I can often be seen wearing makeup from the simplest nude base to the flashiest lipstick. I wear chains with sparkling stones on my hair, charm necklaces, pearl rings, beads.
When I came out as trans I ditched makeup for good. I never thought I’d go back, after feeling like putting my face on every morning is more or less a responsibility and part of a role I play. That was destructive. It didn’t come from myself – it came from a place where all female friends spent an hour in front of the mirror before leaving the house and I tried to be that as hard as I could be, because it was a way to be a girl.
A couple of years later I had changed my name. I’d got my first testosterone shots. I realised that I’m getting spots and will have to start shaving my face.
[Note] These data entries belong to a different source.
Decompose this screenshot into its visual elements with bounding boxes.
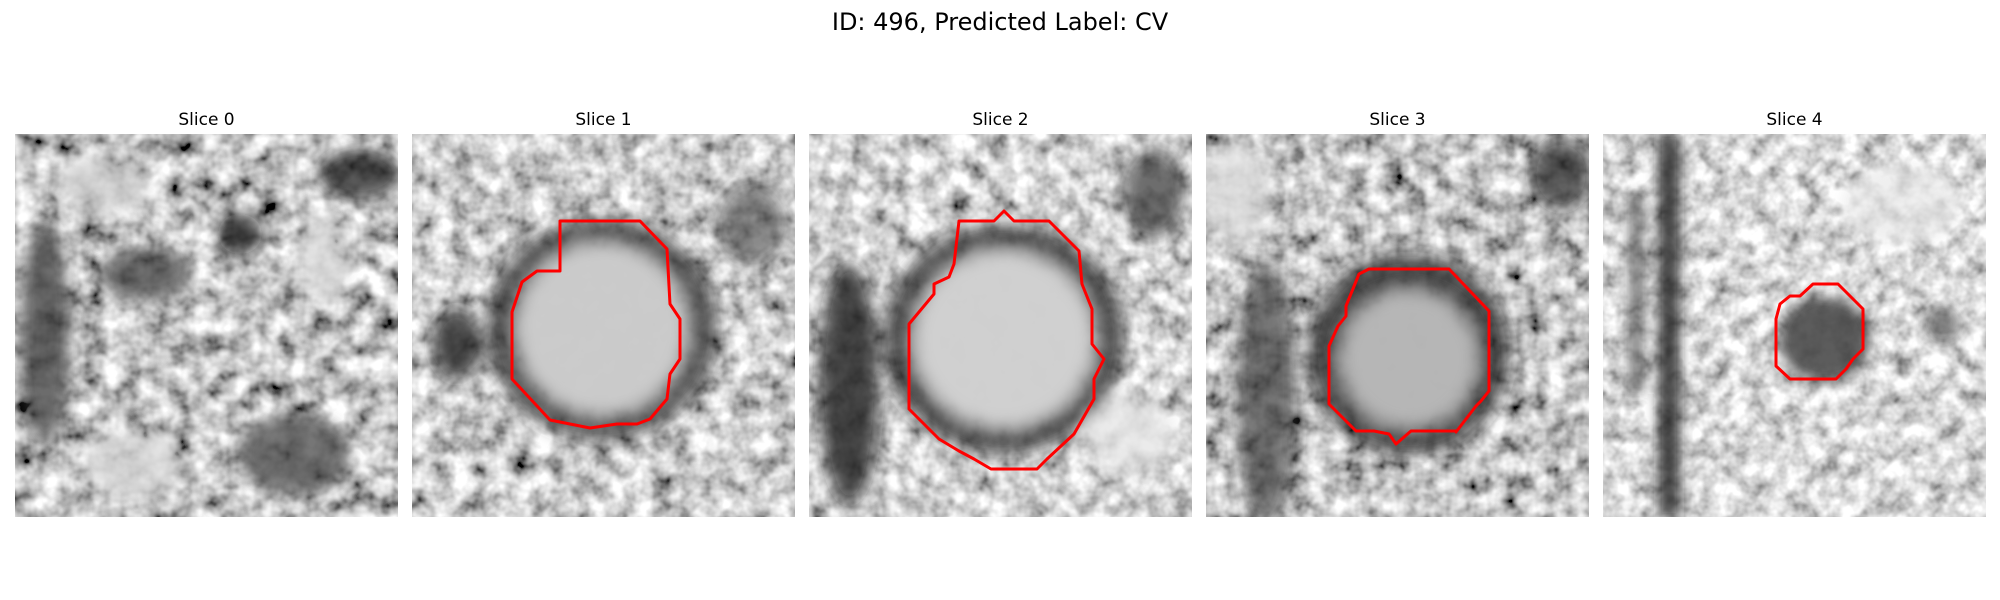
figure-title: ID: 496, Predicted Label: CV [831,8,1169,36]
slice-title-1: Slice 1 [575,110,632,130]
slice-panel-4: Slice 4 [1603,108,1986,520]
slice-title-4: Slice 4 [1766,110,1823,130]
contour-4 [1774,282,1865,381]
slice-image-3 [1206,134,1589,517]
slice-title-3: Slice 3 [1369,110,1426,130]
slice-image-1 [412,134,795,517]
slice-panel-3: Slice 3 [1206,108,1589,520]
slice-panel-0: Slice 0 [15,108,398,520]
slice-image-0 [15,134,398,517]
slice-title-2: Slice 2 [972,110,1029,130]
contour-3 [1327,267,1491,446]
contour-1 [510,219,682,430]
slice-panel-1: Slice 1 [412,108,795,520]
contour-2 [907,209,1106,471]
slice-image-4 [1603,134,1986,517]
slice-image-2 [809,134,1192,517]
slice-panel-2: Slice 2 [809,108,1192,520]
slice-title-0: Slice 0 [178,110,235,130]
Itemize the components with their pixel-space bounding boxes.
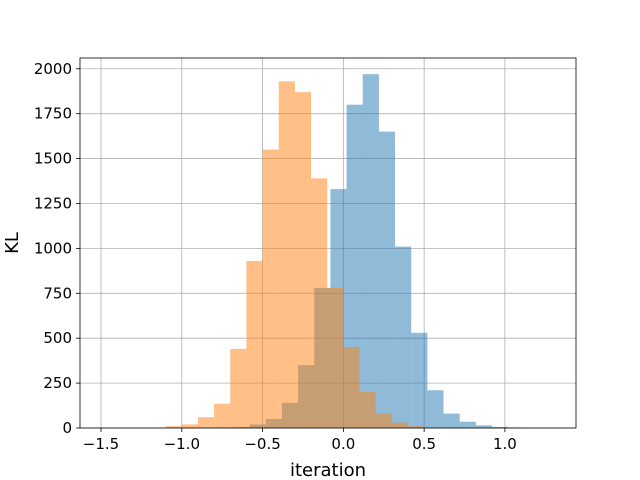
histogram-bar — [375, 413, 392, 428]
histogram-bar — [362, 74, 379, 429]
histogram-bar — [378, 131, 396, 428]
histogram-bar — [165, 426, 182, 428]
histogram-bar — [181, 424, 198, 428]
histogram-bar — [327, 287, 344, 428]
histogram-bar — [262, 149, 279, 429]
plot-area: −1.5 −1.0 −0.5 0.0 0.5 1.0 0 250 500 750 1000 1250 1… — [34, 57, 577, 453]
y-tick-label: 1000 — [34, 239, 72, 257]
histogram-bar — [427, 390, 444, 428]
x-tick-label: −1.0 — [164, 435, 200, 453]
histogram-bar — [197, 417, 215, 428]
y-tick-label: 1250 — [34, 194, 72, 212]
histogram-bar — [459, 421, 476, 428]
y-tick-label: 1750 — [34, 105, 72, 123]
histogram-bar — [411, 332, 428, 428]
x-tick-label: 1.0 — [493, 435, 517, 453]
y-tick-label: 500 — [43, 329, 72, 347]
histogram-bar — [311, 178, 328, 428]
x-axis-label: iteration — [290, 460, 366, 480]
ticks: −1.5 −1.0 −0.5 0.0 0.5 1.0 0 250 500 750 1000 1250 1… — [34, 60, 517, 453]
histogram-bar — [395, 246, 412, 428]
histogram-bar — [491, 426, 509, 428]
bars — [104, 74, 557, 429]
histogram-bar — [230, 348, 247, 428]
y-tick-label: 750 — [43, 284, 72, 302]
x-tick-label: 0.0 — [331, 435, 355, 453]
y-tick-label: 250 — [43, 374, 72, 392]
histogram-series-2 — [165, 81, 425, 429]
histogram-bar — [475, 425, 492, 428]
histogram-bar — [278, 81, 295, 428]
histogram-bar — [343, 347, 360, 428]
x-tick-label: −0.5 — [244, 435, 280, 453]
x-tick-label: 0.5 — [412, 435, 436, 453]
histogram-bar — [443, 413, 460, 428]
x-tick-label: −1.5 — [83, 435, 119, 453]
histogram-bar — [246, 260, 263, 428]
histogram-bar — [407, 426, 425, 428]
histogram-bar — [214, 403, 231, 428]
histogram-bar — [294, 92, 312, 428]
y-tick-label: 1500 — [34, 150, 72, 168]
y-tick-label: 2000 — [34, 60, 72, 78]
histogram-bar — [391, 422, 408, 428]
y-axis-label: KL — [2, 232, 23, 254]
histogram-bar — [359, 392, 376, 428]
axes-frame — [79, 57, 577, 429]
y-tick-label: 0 — [62, 419, 72, 437]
And I also realised that actually, cosmetics don’t have gender, nor is the use of them something that can be forced on someone – or at least it shouldn’t be. I started experimenting.
It was Halloween. We were invited to a party or two. I had just bought a brow pencil. A costume wasn’t necessary but I penned in my eyebrows, put some lipstick on, whitened my face with some theatre makeup, messed my hair, wore a neck scarf around my middle.
I felt good, and when I got told off at the loo, I was already happily pissing in the stall. You learn that kind of a thing: when there are staff looming about, it’s best to be quick and not look back. They won’t come inside. They might talk to your friends. I feel bad when they do, but the other option is to spend a good ten minutes arguing while desperately needing to go.
I checked my eyeliner and headed back, feeling more comfortable than I’d felt in a good while. And the next day, when I was dressed up as a bag of rubbish, I enjoyed my greens and browns with dark lipstick and a pair of ballet tights. Good stuff.
After those few days I brought my experiments to university. I brought them to work. I would get misgendered a lot. I would correct people a lot. I would be a bit proud of myself. I don’t see a problem with breaking the norm, or taking up your space, or challenging the common views on what it is to be a man, what it is to be trans, what it is to be well within the binary but not conforming to rigid gender roles in your fashion.
Now I enjoy cosmetics whenever I have time for them. They’re both a luxury and a normal everyday commodity. I’ve found the enjoyment in taking care of my skin, covering up what I see as flaws, and adding a little extra where I think it’d look neat and political. I like my lipstick dark or colourful, eyes subtle and framed with glasses. I like looking sharp, confusing, feminine, different, feather-like, radical, strong. Like I have my shit together.
So makeup, for me, is a statement. It’s my way of subtly yelling at people that not all trans guys cut their hair short and wear “boy clothes”. There are all kinds of men. There’s no right way to be one, trans or not.